This article provides a common-sense road map for scaling your Open edX platform while minimizing costs and complexity. You can follow the links in this article to my detailed how-to technical tutorials for scaling each of the major steps I outline here.
The methodology in my article, “Open edX Step-By-Step Production Installation Guide” installs the entire Open edX platform on a single AWS EC2 instance, which is fine for projects intended for a few hundred active users. If you expect more than that however, or if you anticipate circumstances that will result in a high percentage of concurrent users such as midterm exams or a common project for example, then you might need to scale your platform. If you are hosting your platform on Amazon Web Services (AWS) then you definitely have all of the tools you’ll need to scale your platform to any demand scenario.

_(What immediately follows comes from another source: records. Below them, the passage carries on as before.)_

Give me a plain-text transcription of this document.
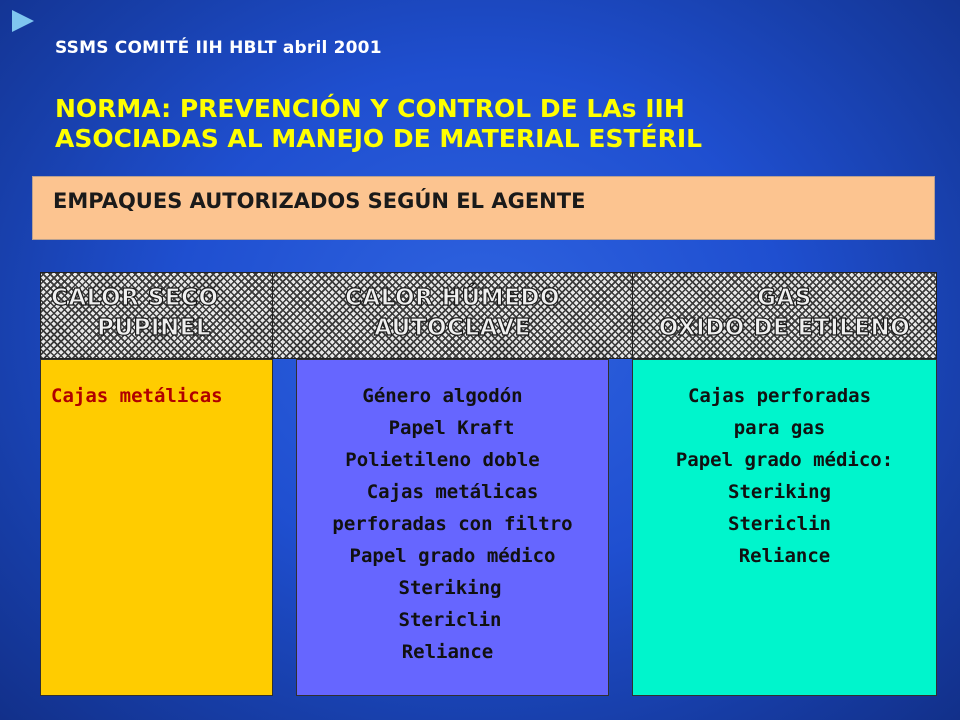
SSMS COMITÉ IIH HBLT abril 2001
NORMA: PREVENCIÓN Y CONTROL DE LAs IIH
ASOCIADAS AL MANEJO DE MATERIAL ESTÉRIL
EMPAQUES AUTORIZADOS SEGÚN EL AGENTE
CALOR SECO
PUPINEL
CALOR HÚMEDO
AUTOCLAVE
GAS
OXIDO DE ETILENO
Cajas metálicas	Género algodón
Papel Kraft
Polietileno doble
Cajas metálicas
perforadas con filtro
Papel grado médico
Steriking
Stericlin
Reliance
Cajas perforadas
para gas
Papel grado médico:
Steriking
Stericlin
Reliance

The diagram below presents a helicopter view of a long-term scaling strategy that you can phase in over time, and which is only marginally more complex to manage than the original single-server implementation. This strategy features horizontally-scaled app servers while isolating each of the largest data subsystems into dedicated vertically-scaled environments. Maintaining the platform is only marginally more complex than that of a single-server installation: the native Ansible edx-platform upgrade utilities still work but they’ll require that you provide an additional setup file named server-vars.yml.
The diagram is mostly self-explanatory, but I’ll add a few points. First, you are limited to using only one application server until you have migrated all four types of data from your existing single-server environment. That is, you’ll first need to migrate MySQL, Mongo, Memcached, and instructor data that is stored on the Ubuntu file system such as pdf documents and images. You should not underestimate the scale of each of these tasks individually. If you’re just getting started with scaling then be aware that you have a lot of work ahead of you before you can realistically begin to think about application load balancing and horizontal scaling.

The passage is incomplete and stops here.